To date, the Minister for Justice has made 396 deportation orders. There have been supervised departures of 30 people and a further seven left the State before deportation could be effected. In another 60 cases, the deportation orders cannot be executed pending judicial review proceedings instigated by the deportees. In another ten cases, the deportation orders are being revoked, mainly on the advice of the Attorney General s Office. Travel documentation complications have held up 49 deportations, 91 deportees have failed to show up at the named Garda station at the appointed time and there have been 117 cases where removal could not be carried out because the persons were not at their last known address.
Taking these figures into account, would the Refugee Council favour an amnesty for long-term asylum seekers?
We haven t as yet initiated any sort of campaign in that sense, but rather than using the word amnesty , we re certainly looking at regularising people, Sara MacNeice explains.

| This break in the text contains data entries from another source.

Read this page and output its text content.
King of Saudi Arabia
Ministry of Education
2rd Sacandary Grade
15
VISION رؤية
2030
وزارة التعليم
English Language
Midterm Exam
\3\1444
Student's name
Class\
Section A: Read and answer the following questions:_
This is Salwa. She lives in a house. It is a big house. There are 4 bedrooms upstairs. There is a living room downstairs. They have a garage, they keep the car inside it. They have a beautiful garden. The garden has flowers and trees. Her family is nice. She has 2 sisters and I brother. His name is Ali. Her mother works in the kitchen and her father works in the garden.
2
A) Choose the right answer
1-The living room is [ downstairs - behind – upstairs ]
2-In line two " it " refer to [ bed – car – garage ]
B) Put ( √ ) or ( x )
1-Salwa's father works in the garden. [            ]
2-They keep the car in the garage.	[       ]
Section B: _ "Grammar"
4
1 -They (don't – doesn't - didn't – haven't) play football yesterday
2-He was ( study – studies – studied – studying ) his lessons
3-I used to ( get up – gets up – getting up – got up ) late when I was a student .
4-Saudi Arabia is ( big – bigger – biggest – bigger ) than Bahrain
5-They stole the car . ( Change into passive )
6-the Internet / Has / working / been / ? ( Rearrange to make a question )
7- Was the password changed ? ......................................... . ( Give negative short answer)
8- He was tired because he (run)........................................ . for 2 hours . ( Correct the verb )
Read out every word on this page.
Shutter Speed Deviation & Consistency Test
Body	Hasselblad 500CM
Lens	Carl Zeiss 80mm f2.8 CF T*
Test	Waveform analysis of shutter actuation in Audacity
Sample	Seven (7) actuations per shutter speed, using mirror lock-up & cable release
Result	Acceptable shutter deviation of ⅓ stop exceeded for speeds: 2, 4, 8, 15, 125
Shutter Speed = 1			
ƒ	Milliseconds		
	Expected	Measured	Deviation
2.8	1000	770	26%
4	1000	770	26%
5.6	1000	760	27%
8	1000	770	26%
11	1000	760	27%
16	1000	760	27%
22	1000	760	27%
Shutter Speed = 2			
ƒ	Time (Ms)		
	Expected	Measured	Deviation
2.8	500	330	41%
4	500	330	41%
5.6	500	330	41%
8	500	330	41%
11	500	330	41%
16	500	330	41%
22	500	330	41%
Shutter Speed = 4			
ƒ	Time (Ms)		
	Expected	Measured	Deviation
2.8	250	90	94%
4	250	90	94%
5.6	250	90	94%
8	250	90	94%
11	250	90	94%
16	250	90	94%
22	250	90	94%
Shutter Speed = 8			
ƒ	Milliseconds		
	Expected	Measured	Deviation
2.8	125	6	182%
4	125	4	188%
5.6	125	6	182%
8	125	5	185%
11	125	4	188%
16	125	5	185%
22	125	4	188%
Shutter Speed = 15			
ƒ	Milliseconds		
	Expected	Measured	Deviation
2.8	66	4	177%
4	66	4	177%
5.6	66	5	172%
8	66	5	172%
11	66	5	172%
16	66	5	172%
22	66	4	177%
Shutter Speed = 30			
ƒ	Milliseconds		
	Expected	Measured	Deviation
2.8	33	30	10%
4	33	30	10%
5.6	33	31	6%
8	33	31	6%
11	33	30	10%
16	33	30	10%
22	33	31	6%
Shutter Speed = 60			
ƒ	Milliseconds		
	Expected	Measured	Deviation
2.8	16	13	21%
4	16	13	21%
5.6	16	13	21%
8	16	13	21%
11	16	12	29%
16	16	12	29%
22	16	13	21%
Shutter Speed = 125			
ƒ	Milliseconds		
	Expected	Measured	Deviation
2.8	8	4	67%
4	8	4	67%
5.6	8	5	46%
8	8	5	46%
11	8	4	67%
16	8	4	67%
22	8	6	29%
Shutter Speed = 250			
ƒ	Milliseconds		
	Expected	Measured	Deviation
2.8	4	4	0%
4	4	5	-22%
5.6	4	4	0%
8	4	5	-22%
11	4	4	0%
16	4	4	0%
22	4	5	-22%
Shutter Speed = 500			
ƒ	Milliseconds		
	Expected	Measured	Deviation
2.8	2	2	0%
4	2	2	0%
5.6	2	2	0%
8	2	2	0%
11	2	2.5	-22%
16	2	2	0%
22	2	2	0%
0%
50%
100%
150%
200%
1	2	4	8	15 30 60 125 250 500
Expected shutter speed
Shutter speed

The reason that there are people who are in the system for three or four years is because the system hasn t been functioning properly, so effectively the failed asylum seeker has been punished by the state s ineptitude to run a proper system. This legislation at the moment suggests that people who are here three, four and five years will be subject to deportation orders. It s inhumane to lift those people out of the society that they consider nearly to be their own and deport them.
At the time of going to press, the proposed amendments were still before the Dail.